A Teachta Dála (/ˌtjɒxtə ˈdɔːlə/ TYOKH-tə-_-DAW-lə; /ga/; plural Teachtaí Dála), abbreviated as TD (plural TDanna in Irish, TDs in English), is a member of Dáil Éireann, the lower house of the Oireachtas, the parliament of Ireland. The official English translation of the term is "Dáil deputy". An equivalent position would be a member of Parliament (MP) in the UK or a member of Congress in the US.

==Number of TDs==
Ireland is divided into Dáil constituencies, each of which elects three, four, or five TDs. Under the Constitution, the total number of TDs must be fixed at one TD for each 20,000 to 30,000 of the population. There are 174 TDs in the 34th Dáil, elected at the 2024 general election under the Electoral (Amendment) Act 2023. The outgoing Ceann Comhairle is automatically returned unless they announce their retirement before the dissolution of the Dáil.

==Qualification==
A candidate for election as TD must be an Irish citizen and over 21 years of age.
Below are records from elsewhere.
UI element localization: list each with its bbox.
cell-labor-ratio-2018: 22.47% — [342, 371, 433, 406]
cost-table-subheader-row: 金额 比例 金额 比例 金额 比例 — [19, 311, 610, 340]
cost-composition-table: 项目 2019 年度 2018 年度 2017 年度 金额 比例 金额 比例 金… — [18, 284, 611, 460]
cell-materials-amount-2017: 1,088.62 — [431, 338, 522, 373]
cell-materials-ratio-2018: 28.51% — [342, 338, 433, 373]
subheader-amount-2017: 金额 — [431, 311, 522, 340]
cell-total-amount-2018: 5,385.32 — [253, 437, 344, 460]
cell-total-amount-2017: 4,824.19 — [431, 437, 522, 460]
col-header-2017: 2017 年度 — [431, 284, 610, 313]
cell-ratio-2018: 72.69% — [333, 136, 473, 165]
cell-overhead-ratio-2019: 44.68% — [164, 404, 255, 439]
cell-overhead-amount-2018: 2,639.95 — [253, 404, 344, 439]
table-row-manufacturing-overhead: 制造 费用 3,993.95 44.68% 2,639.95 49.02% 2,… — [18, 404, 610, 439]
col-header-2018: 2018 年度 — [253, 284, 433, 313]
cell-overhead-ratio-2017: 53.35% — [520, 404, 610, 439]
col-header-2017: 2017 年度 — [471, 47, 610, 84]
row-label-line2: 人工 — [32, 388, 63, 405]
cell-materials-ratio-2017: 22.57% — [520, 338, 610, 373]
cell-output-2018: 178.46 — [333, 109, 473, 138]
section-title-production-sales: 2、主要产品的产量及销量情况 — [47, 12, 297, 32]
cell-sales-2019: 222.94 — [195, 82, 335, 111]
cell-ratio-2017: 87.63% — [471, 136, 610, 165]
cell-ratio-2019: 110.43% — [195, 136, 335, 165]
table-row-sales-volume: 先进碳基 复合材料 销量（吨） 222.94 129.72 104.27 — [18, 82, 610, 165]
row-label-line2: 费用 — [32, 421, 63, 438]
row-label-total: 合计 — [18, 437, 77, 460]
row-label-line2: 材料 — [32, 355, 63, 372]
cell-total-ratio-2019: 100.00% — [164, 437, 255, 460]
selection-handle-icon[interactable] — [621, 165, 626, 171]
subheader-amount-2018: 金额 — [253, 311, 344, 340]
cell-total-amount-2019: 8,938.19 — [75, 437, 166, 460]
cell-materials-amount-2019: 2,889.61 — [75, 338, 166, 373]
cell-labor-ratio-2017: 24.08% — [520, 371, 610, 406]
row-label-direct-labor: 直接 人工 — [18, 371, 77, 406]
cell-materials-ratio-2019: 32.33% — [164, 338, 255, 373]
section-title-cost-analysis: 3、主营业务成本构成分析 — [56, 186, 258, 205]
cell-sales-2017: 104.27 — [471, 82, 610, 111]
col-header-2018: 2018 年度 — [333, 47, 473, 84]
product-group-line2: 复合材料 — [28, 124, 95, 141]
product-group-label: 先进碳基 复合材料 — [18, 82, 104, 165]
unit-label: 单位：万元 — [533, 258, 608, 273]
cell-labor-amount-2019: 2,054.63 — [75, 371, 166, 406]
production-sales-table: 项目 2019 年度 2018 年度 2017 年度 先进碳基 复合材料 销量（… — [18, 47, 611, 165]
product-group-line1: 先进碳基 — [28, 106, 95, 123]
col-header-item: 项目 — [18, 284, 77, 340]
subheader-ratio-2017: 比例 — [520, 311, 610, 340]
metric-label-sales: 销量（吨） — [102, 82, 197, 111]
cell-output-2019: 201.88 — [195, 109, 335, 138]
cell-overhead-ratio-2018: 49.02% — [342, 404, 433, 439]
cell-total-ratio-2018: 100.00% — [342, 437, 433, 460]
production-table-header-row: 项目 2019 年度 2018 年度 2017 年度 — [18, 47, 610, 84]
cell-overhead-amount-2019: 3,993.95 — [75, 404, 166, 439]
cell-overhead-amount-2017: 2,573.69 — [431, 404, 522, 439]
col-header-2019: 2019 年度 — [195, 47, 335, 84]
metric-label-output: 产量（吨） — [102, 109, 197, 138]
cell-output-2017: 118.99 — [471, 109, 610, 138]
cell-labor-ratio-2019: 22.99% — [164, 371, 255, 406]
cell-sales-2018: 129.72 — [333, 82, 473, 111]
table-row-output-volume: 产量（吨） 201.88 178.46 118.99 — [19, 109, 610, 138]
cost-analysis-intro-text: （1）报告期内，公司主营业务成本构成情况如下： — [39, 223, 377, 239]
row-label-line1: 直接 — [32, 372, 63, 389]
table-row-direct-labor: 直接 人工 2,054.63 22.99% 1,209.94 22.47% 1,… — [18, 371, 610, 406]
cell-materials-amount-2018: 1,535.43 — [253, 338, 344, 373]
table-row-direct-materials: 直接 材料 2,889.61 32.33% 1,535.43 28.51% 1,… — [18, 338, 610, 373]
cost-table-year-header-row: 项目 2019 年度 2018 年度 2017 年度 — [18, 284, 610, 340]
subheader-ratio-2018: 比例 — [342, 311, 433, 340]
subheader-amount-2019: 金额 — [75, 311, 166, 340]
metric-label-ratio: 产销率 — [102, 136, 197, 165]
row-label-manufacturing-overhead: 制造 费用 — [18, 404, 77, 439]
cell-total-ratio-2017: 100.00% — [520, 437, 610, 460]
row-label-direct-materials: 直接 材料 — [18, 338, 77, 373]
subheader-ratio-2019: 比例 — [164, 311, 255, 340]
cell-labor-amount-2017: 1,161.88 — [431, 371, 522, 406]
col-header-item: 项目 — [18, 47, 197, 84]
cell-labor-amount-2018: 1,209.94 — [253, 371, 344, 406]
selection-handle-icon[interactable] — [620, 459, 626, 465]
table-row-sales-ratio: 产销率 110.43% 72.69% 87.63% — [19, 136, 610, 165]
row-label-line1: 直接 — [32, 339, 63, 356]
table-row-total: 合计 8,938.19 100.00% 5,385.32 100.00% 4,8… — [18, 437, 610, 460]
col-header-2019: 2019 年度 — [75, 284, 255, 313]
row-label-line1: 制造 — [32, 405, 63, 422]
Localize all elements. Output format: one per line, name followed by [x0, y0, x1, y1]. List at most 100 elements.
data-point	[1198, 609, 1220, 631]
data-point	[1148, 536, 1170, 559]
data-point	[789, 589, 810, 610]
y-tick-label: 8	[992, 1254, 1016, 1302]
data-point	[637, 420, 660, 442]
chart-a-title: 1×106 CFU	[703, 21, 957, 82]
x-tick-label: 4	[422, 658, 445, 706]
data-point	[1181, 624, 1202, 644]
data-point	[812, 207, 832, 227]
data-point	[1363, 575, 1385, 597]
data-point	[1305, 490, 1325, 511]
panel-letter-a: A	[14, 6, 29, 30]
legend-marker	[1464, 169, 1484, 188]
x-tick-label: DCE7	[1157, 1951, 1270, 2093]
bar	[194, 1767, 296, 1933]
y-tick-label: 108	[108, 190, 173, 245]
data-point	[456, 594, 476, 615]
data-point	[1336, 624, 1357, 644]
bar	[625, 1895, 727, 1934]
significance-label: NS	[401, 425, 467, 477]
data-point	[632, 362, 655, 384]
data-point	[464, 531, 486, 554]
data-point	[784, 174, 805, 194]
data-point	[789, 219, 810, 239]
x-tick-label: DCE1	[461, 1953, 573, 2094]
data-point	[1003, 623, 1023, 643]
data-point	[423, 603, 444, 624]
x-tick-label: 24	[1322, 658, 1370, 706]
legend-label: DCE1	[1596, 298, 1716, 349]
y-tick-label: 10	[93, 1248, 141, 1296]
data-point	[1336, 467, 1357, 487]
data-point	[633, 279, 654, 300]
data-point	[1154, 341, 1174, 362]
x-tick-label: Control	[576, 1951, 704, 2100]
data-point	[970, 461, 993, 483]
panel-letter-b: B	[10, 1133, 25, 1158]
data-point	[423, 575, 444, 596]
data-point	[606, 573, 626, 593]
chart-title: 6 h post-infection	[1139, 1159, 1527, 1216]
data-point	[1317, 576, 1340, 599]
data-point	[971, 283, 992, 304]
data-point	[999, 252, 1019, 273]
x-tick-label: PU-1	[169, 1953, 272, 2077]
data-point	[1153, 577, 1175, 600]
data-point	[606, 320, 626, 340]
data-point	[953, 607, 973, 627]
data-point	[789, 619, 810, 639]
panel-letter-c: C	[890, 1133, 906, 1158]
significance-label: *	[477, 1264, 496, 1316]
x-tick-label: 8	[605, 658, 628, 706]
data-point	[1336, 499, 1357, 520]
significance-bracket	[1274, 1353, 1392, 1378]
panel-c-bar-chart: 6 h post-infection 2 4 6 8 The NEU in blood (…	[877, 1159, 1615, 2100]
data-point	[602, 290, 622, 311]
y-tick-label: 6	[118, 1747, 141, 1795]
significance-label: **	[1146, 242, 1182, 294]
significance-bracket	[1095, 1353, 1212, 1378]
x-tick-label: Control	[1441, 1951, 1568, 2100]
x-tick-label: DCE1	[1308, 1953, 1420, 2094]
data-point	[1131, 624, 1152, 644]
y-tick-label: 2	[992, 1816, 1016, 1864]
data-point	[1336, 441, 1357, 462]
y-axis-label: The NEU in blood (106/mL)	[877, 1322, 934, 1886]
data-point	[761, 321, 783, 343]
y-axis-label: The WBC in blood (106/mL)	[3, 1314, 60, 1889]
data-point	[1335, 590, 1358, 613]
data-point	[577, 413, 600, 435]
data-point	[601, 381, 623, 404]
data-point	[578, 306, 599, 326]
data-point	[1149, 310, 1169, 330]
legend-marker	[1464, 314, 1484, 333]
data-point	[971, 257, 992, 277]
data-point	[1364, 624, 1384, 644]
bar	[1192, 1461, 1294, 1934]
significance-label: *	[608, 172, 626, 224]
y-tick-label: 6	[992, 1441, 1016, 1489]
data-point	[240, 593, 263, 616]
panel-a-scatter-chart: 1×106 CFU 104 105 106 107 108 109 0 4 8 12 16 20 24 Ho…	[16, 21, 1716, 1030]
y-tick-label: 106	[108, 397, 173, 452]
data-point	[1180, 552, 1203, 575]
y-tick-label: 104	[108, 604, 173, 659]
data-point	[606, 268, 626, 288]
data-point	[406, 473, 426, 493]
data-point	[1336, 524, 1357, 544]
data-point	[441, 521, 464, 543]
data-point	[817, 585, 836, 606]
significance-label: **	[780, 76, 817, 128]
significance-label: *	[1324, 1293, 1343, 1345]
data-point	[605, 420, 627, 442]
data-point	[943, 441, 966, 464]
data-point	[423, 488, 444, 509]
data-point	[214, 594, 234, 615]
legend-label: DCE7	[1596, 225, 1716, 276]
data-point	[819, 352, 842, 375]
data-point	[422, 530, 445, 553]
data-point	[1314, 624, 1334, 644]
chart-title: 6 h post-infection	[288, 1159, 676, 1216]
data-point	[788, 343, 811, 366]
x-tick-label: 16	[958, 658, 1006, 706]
Members of the judiciary, the Garda Síochána, and the Permanent Defence Forces are disqualified from membership of the Dáil.

==History==
The term was first used to describe those Irish parliamentarians who were elected at the 1918 general election, and who, rather than attending the British House of Commons at Westminster, to which they had been elected, assembled instead in the Mansion House in Dublin on 21 January 1919 to create a new Irish parliament: the First Dáil Éireann. Initially, the term Feisire Dáil Eireann (F.D.E.) was mooted, but 'Teachta' was used from the first meeting. The term continued to be used after this First Dáil and was used to refer to later members of the Irish Republic's single-chamber Dáil Éireann (or 'Assembly of Ireland') (1919–1922), members of the Free State Dáil (1922–1937), and of the modern Dáil Éireann.

==Style==
The initials "TD" are placed after the surname of the elected TD. For example, the current Taoiseach (head of government) is "Micheál Martin, TD". The style used to refer to individual TDs during debates in Dáil Éireann is the member's surname preceded by Deputy (an Teachta): for example, "Deputy McDonald", "an Teachta Ní Dhomhnaill/Bhean Uí Dhomhnaill" or "an Teachta Ó Domhnaill".

==Salaries and expenses==
The basic salary of a backbench TD is €113,679. Cabinet ministers and junior ministers receive additional allowances. Office-holders (opposition party leaders, whips, the Ceann Comhairle, and Leas-Cheann Comhairle) also receive additional allowances.

After controversy regarding alleged abuses of the Oireachtas expenses provisions, the system was simplified in 2009 and 2010 into two allowances:

- Travel and accommodation allowance – ranging from €9,000 for TDs less than 25 km from Leinster House to €34,065 for those more than 360 km away.
- Public Representation Allowance – for maintaining a constituency office; €20,350 for backbench TDs, less for ministers. All expenses must be vouched, except for a "petty cash" allowance of €100 per month. Until December 2012 TDs could choose between a €25,000 vouched allowance or €15,000 unvouched.